Si fa chiamare Sam, è un’infermiera pediatrica e ha tre bambini di quattro mesi, due anni e mezzo e tre anni e mezzo. Samantha Errani, torinese, potrebbe essere presentata in tanti modi: come una professionista che, negli ultimi sei anni, ha lavorato al St. George’s Hospital di Londra; come l’autrice del libro “Uno su dieci” in cui racconta la propria esperienza in terapia intensiva neonatale con il figlio di mezzo, che ha la sindrome di Prader-Willi, una malattia genetica rara; ma anche come la fondatrice di “Better call Sam“, una pagina Facebook in cui si mette a servizio dei dubbi dei genitori sui primi anni di vita dei bambini.
“Io e mio marito, insieme a Lorenzo, Leonardo e Luca, siamo tornati in Italia in marzo – racconta la donna – perché essere da soli, in un paese straniero, con tre bimbi piccoli di cui uno con problemi, non faceva più al caso nostro. Leonardo per fortuna sta bene, rispetto a quello che ci avevano paventato sta andando meglio: ha un ritardo psicomotorio, ancora non parla e ha appena iniziato a camminare.
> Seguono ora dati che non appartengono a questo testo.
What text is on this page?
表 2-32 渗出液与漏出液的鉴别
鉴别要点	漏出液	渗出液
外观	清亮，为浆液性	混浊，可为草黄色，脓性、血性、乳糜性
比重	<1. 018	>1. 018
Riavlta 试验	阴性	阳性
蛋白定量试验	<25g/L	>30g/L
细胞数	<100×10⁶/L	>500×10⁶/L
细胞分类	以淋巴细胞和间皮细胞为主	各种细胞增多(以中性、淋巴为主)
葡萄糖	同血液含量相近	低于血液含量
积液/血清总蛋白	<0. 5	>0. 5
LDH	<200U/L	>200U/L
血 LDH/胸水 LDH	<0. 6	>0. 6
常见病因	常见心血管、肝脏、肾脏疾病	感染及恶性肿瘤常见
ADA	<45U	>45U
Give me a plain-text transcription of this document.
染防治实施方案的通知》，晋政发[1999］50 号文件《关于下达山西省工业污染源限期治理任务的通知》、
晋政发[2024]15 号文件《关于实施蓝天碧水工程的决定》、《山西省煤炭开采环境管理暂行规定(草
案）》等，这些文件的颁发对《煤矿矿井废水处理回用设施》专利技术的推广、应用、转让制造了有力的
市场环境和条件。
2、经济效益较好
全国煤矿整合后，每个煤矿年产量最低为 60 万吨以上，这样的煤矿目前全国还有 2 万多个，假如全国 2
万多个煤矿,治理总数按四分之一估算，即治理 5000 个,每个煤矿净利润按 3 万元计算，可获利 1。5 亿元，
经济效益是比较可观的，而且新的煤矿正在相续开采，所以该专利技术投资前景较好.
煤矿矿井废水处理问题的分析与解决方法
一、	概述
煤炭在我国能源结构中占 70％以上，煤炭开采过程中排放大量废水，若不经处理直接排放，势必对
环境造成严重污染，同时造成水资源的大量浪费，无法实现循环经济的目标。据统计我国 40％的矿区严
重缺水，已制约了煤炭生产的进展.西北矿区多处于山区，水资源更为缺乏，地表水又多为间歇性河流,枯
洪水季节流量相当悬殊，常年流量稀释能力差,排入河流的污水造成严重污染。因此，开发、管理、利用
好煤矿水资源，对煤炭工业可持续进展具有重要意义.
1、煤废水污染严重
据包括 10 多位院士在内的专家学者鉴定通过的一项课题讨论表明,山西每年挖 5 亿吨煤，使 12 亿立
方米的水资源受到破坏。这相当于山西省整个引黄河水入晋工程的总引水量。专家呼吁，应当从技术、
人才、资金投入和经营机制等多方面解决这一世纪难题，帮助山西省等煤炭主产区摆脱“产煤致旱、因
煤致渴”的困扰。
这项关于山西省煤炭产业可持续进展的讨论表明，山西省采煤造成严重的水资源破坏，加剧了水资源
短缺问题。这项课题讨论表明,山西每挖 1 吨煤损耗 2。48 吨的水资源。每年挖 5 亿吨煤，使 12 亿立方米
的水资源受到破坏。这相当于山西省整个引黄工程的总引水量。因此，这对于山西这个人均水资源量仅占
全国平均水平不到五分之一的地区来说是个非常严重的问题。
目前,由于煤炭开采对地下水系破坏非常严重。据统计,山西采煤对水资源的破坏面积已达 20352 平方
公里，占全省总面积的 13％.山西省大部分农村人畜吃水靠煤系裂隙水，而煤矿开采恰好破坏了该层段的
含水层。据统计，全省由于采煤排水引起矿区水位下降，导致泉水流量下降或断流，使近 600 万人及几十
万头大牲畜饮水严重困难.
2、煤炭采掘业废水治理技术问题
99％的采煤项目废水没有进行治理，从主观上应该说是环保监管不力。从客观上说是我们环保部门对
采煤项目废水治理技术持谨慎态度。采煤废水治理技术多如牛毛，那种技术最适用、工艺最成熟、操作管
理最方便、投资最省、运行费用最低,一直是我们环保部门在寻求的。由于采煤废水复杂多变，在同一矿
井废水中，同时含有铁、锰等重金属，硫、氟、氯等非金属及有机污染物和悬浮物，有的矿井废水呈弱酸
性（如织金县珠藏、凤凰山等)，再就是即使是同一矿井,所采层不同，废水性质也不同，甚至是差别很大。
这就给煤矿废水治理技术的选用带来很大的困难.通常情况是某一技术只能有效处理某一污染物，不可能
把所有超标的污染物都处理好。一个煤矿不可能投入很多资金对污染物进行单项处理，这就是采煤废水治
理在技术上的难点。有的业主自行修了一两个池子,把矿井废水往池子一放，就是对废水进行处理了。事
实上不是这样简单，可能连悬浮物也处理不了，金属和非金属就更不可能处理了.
Ma non possiamo lamentarci troppo. Per quanto il suo arrivo sia stato una botta che non avevamo messo in conto, ci sta insegnando moltissimo. La sua nascita segna davvero un prima e un dopo nella nostra vita e nel nostro modo di essere. E negli occhi di Lorenzo, che aveva solo un anno quando se l’è visto arrivare a casa, c’è quello sguardo di normalità di cui abbiamo tutti bisogno: del resto, per lui è stato scontato dargli da mangiare con la siringa o vederlo con il sondino”.
Oggi Samantha ha una lucidità che due anni e mezzo fa, ovviamente, non poteva avere: “Da un giorno all’altro mi sono ritrovata da infermiera a utente della terapia intensiva neonatale. Avrei avuto bisogno di qualcuno che mi dicesse che avrei avuto bisogno di tempo, che avrei imparato a conoscere il mio bambino, qualcuno che mi supportasse. Scrivere il libro e dare una mano alle famiglie, oggi, è terapeutico anche in quel senso: serve a mettere ordine, ad accettare, a fare pace con le difficoltà della vita. Perché non posso certo pretendere che, ogni giorno, qualcuno abbia voglia di ascoltare la mia storia e il mio dolore”.
Le mamme e i papà che si rivolgono a Samantha, in ogni caso, le pongono questioni che non necessariamente hanno a che vedere con la disabilità: “Si parla di svezzamento, allattamento, sviluppo, malattie. Mi scrivono anche mamme di bimbi prematuri o donne che hanno vissuto il lutto perinatale. Temi delicati, di cui però c’è tanto bisogno di parlare. Con il tempo, ora lo so, anche le cose peggiori si trasformano e la luce in fondo al tunnel inizia ad intravedersi. In certi momenti la vita sembra finita, come quando ho saputo la diagnosi di Leonardo e oltre a doverci convivere ho iniziato a sentire i sensi di colpa verso Lorenzo, perché aveva solo un anno e io ero di continuo in ospedale con il fratellino, io che quel fratellino glielo avevo fatto perché giocassero insieme”.